June 2011 Issue
The Magic of Munroe’s Sharpies
There is magic in sailing. What is sometimes harder to grasp is the magic in boats.
But it is there. It is undeniably there. It is there when first you step aboard and feel the boat come alive underfoot. It is there when the sails fill and quiet as you come out of the eye of the wind. And it is there when you take the tiller under a dome of stars and realize you’re connected to something much, much bigger than a rudder. There IT is, as persistent as a heartbeat: a pulse, a throb, a jolt of I-cannot-explain-this magic.

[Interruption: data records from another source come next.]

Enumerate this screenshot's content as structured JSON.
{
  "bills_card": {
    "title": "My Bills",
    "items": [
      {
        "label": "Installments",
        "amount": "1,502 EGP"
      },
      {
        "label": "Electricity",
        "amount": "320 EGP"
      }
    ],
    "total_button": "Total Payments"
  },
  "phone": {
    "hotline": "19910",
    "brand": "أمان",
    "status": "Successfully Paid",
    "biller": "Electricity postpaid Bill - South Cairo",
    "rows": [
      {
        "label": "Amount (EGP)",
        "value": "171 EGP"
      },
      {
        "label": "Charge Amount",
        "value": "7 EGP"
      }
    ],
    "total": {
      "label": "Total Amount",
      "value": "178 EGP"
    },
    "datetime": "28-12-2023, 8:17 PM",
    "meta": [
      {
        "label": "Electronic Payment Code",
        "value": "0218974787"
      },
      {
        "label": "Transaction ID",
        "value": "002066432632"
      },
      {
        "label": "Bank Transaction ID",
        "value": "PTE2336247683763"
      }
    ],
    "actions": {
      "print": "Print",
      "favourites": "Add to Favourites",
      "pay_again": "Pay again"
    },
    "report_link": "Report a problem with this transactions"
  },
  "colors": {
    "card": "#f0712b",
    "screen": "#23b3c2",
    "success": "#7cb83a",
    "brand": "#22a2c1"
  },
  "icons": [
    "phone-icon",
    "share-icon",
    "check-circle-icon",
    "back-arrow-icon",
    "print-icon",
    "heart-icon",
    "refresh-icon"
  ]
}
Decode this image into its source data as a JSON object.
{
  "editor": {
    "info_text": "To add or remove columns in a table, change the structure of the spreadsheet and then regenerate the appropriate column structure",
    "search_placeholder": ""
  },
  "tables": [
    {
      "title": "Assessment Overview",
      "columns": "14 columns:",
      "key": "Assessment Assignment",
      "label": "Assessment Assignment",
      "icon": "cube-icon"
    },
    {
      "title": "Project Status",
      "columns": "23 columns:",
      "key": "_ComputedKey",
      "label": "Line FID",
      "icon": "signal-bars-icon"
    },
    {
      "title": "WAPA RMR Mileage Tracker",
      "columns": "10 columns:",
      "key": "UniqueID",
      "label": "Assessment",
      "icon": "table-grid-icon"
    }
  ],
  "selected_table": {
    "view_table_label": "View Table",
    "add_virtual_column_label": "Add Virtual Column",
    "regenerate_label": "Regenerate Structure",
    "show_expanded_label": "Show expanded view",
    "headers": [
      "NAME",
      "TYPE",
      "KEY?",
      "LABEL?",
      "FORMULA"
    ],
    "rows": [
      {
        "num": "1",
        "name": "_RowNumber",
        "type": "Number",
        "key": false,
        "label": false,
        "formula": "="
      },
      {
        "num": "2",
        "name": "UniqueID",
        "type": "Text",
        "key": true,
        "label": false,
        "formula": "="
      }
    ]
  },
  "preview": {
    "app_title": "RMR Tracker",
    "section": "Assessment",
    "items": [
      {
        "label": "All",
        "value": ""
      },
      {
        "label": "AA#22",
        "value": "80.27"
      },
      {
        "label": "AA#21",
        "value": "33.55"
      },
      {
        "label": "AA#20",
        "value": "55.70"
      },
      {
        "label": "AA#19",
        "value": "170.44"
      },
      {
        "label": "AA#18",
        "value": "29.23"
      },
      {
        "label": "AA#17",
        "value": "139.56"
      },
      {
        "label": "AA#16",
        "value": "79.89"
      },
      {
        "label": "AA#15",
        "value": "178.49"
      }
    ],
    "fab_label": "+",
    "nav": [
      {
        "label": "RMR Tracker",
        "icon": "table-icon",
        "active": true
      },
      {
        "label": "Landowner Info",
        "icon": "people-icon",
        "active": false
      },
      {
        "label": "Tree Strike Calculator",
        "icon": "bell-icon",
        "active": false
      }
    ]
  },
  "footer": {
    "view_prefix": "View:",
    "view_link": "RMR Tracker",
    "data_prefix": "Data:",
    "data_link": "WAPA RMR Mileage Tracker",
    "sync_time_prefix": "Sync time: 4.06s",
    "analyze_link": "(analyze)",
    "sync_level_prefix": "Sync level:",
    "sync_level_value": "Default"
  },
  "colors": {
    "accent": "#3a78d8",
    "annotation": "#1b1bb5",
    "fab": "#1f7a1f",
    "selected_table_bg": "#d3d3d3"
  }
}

For me, the most fascinating thing is how this happens. Boat magic isn’t borne from wisps of smoke, or conjurer’s chants. Some of the best magic evolves out of a most basic need. In the case of Ralph Munroe’s 28-foot sharpie lifeboat Egret (right ), the need was for a light boat that could skim across the shallow waters of Biscayne Bay, Fla., punch through the steep breakers in East Coast inlets, and, if asked, stand up to a Gulf Stream Norther.
Egret carried the mail, salvaged wrecks, and delivered passengers and goods to Florida’s east coast well until the early 1920s.
As Munroe describes it in “The Commodore’s Story,” the book he coauthored with lifelong friend Vince Gilpin: Egret “served me for several years without mishap as dispatch boat between Biscayne Bay and Jupiter telegraph station, via the Gulf Stream, blow high or blow low, often making the trip when no other boats would attempt either the stream or the surf in the shoal inlets.”
One of the early pioneers in South Florida, Munroe was a lifelong sailor, yacht designer, and talented photographer who founded the Biscayne Bay Yacht Club in 1887. He served as the club’s commodore for 22 years, though it seemed an unlikely post for Munroe, who respected true mariners, but oft en poked fun at the “yachtsmen” of his time. The club he founded is alive today, and it remains a club for mariners, including his great-great grandchildren. His former home in Coconut Grove, affectionately called “The Barnacle,” is now a state historic site, full of intriguing memorabilia that captures the “resonance” of Munroe’s early days on the bay.
Perhaps Munroe’s most famous contribution to sailing, though, is a round-bilge sharpie design called Presto. An evolution of the New Haven sharpies that inspired Egret, the 41-foot shallow-draft ketch was launched in 1885. When its Staten Island builder, Chris Brown, stepped aboard and nearly buried the rails “heat once condemned her,” Munroe writes. The next day, Munroe added the 4.5 tons of internal iron ballast as he’d intended and sailed off to “see a cup race off Sandy Hook, where, in a fresh breeze she handled perfectly and showed no signs of tenderness.”
Defying popular assumptions regarding hull form and stability at sea, Presto had performed her first act of magic—a feat that even today, designers are trying to duplicate.
It is, as our boat review reflects, a very tough act to follow.